Près de 240 millions d’albums écoulés dans le monde

Cette « nouveauté » signera en quelque sorte le retour de Tintin en librairie. Hergé ayant décrété que son personnage ne lui survivrait pas, ses ayants droit doivent faire preuve d’imagination sur le plan éditorial afin d’entretenir le fonds et les ventes qui vont avec.

Près de 240 millions d’albums de Tintin ont été écoulés dans le monde à ce jour ; un million d’ouvrages en français, dont 600 000 dans l’Hexagone, continuent de s’acheter chaque année alors que la série n’est enrichie d’aucune aventure inédite.

Tout l’enjeu pour Casterman et Moulinsart sera de démontrer que cette mise en couleur n’est pas un « coup marketing » mais qu’elle a du sens sur le plan artistique. « Elle va rendre l’album plus lisible, estime Benoît Mouchart, le directeur éditorial du département bande dessinée de Casterman. L’histoire en noir et blanc est très peu contrastée, avec un trait uniforme : pour un lecteur habitué à la “ligne claire” d’Hergé et à son art de la profondeur de champ, les images peuvent apparaître plates. La mise en couleur donne de l’homogénéité à l’ensemble, et accroît en même temps le plaisir enfantin de lire un récit basé sur une course-poursuite. »

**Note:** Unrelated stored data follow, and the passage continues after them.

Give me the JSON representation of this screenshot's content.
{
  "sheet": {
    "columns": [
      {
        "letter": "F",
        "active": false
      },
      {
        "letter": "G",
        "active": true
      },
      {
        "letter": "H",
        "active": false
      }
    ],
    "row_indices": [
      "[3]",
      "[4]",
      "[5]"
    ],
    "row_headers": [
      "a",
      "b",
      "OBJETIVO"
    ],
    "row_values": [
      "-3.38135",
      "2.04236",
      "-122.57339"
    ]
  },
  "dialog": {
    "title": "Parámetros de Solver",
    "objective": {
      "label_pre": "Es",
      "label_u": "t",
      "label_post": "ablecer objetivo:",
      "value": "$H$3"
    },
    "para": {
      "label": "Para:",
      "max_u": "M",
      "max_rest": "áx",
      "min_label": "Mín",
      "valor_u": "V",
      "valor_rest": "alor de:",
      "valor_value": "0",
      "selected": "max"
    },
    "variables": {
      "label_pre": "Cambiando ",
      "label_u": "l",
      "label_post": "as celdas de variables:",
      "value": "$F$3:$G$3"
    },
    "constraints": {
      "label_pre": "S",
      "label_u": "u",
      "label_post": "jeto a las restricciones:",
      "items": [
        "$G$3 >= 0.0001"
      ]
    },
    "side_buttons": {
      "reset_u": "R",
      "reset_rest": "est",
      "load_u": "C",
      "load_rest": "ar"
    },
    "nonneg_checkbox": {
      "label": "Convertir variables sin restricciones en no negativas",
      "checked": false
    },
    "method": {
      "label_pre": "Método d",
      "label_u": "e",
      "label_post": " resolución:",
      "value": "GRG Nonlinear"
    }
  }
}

Hergé a entretenu une relation complexe avec les Soviets, dont il voyait les nombreuses imperfections graphiques et narratives. Commandée par l’abbé Norbert Wallez, alors rédacteur en chef du Vingtième Siècle, l’histoire est un brûlot anticommuniste assez primaire et se compose d’une suite de gags trouvés souvent au dernier moment, juste avant le bouclage de l’hebdomadaire d’obédience catholique.

Réapparue quarante-trois ans après sa création

Longtemps reniée par son créateur, l’aventure est tombée dans l’oubli avant de devenir introuvable, puis l’objet de nombreuses contrefaçons. Casterman – « où travaillait à une certaine époque un certain nombre de gens d’extrême gauche », selon Benoît Mouchart – a attendu 1973 pour la rééditer au sein d’un volume rassemblant quatre albums jeunesse d’Hergé (Archives Hergé tome I, Casterman), puis 1981 pour la mettre en vente sous la forme d’un élégant fac-similé.

« Tintin au pays des Soviets ».

« Hergé est passé de la gêne d’avoir commis un épisode si imparfait et critiquable au projet – jamais concrétisé – de le remanier comme les autres, puis à l’envie de le voir réédité tel quel sous forme d’archives, malgré les nettes réticences exprimées par Casterman », résume Philippe Goddin, grand spécialiste du maître bruxellois, qui publiera, en janvier 2017, Hergé, Tintin et les Soviets (Moulinsart).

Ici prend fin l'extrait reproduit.